Et c'est le moment de renoncer à jamais à ces petits complexes de colonisés car le français, en tant que langue, n'appartient plus en exclusivité aux populations de l'Hexagone, mais est devenu l'affaire des [quatre-vingt-quatre] pays et plus qui l'utilisent comme langue nationale, officielle ou de travail dans les instances internationales.793

Quant à Senghor, n'ayant aucun complexe d'ancien colonisé, il ne peut que se porter volontaire pour la promotion du français, qui est devenu pour les colonisés aussi familier que la langue de leurs mères. Notre seconde superposition consiste à mettre en évidence les motivations explicatives de cette ferveur de Senghor en faveur de la langue française. Elle vient corroborer la première superposition.

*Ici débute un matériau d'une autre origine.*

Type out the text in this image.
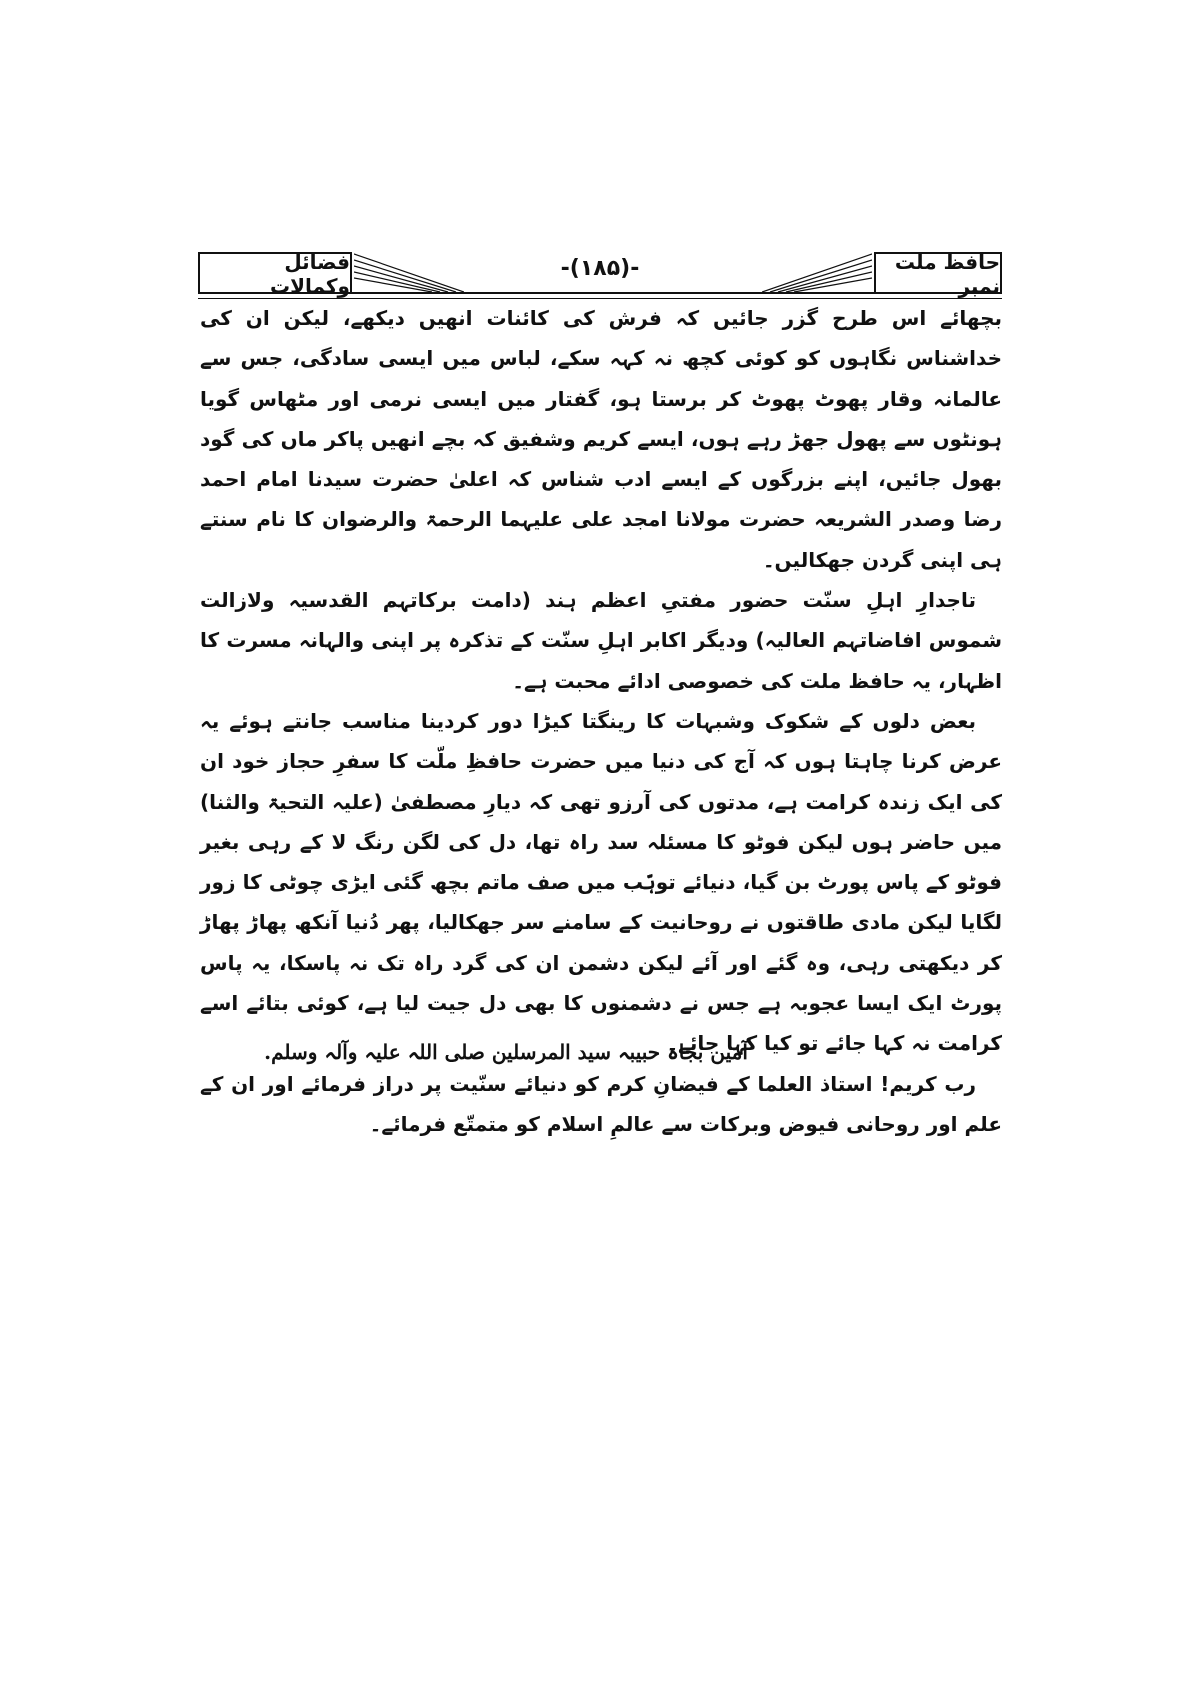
حافظ ملت نمبر
-(۱۸۵)-
فضائل وکمالات

بچھائے اس طرح گزر جائیں کہ فرش کی کائنات انھیں دیکھے، لیکن ان کی خداشناس نگاہوں کو کوئی کچھ نہ کہہ سکے، لباس میں ایسی سادگی، جس سے عالمانہ وقار پھوٹ پھوٹ کر برستا ہو، گفتار میں ایسی نرمی اور مٹھاس گویا ہونٹوں سے پھول جھڑ رہے ہوں، ایسے کریم وشفیق کہ بچے انھیں پاکر ماں کی گود بھول جائیں، اپنے بزرگوں کے ایسے ادب شناس کہ اعلیٰ حضرت سیدنا امام احمد رضا وصدر الشریعہ حضرت مولانا امجد علی علیہما الرحمۃ والرضوان کا نام سنتے ہی اپنی گردن جھکالیں۔

تاجدارِ اہلِ سنّت حضور مفتیِ اعظم ہند (دامت برکاتہم القدسیہ ولازالت شموس افاضاتہم العالیہ) ودیگر اکابر اہلِ سنّت کے تذکرہ پر اپنی والہانہ مسرت کا اظہار، یہ حافظ ملت کی خصوصی ادائے محبت ہے۔

بعض دلوں کے شکوک وشبہات کا رینگتا کیڑا دور کردینا مناسب جانتے ہوئے یہ عرض کرنا چاہتا ہوں کہ آج کی دنیا میں حضرت حافظِ ملّت کا سفرِ حجاز خود ان کی ایک زندہ کرامت ہے، مدتوں کی آرزو تھی کہ دیارِ مصطفیٰ (علیہ التحیۃ والثنا) میں حاضر ہوں لیکن فوٹو کا مسئلہ سد راہ تھا، دل کی لگن رنگ لا کے رہی بغیر فوٹو کے پاس پورٹ بن گیا، دنیائے توہّب میں صف ماتم بچھ گئی ایڑی چوٹی کا زور لگایا لیکن مادی طاقتوں نے روحانیت کے سامنے سر جھکالیا، پھر دُنیا آنکھ پھاڑ پھاڑ کر دیکھتی رہی، وہ گئے اور آئے لیکن دشمن ان کی گرد راہ تک نہ پاسکا، یہ پاس پورٹ ایک ایسا عجوبہ ہے جس نے دشمنوں کا بھی دل جیت لیا ہے، کوئی بتائے اسے کرامت نہ کہا جائے تو کیا کہا جائے۔

رب کریم! استاذ العلما کے فیضانِ کرم کو دنیائے سنّیت پر دراز فرمائے اور ان کے علم اور روحانی فیوض وبرکات سے عالمِ اسلام کو متمتّع فرمائے۔

آمین بجاہ حبیبہ سید المرسلین صلی اللہ علیہ وآلہ وسلم.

Ce sont « Épitres à la princesse », « Comme les lamantins vont boire à la source » (Éthiopiques) et « Élégie des circoncis » (Nocturnes) qui vont être superposés. Voici les extraits :

(Épitres à la princesse)

Je m'enchantais aux jeux de cette langue labile avec des glissements sur l'aile

Langue qui chante sur trois tons, si tissée d'homéotéleutes et d'allitérations, de douces implosives coupées de coups de glotte comme de navette

Musclée et maigre, je dis parcimonieuse, où les mots sans ciment sont liés par leur poids. (Po : 139)

(Comme les lamantins vont boire à la source)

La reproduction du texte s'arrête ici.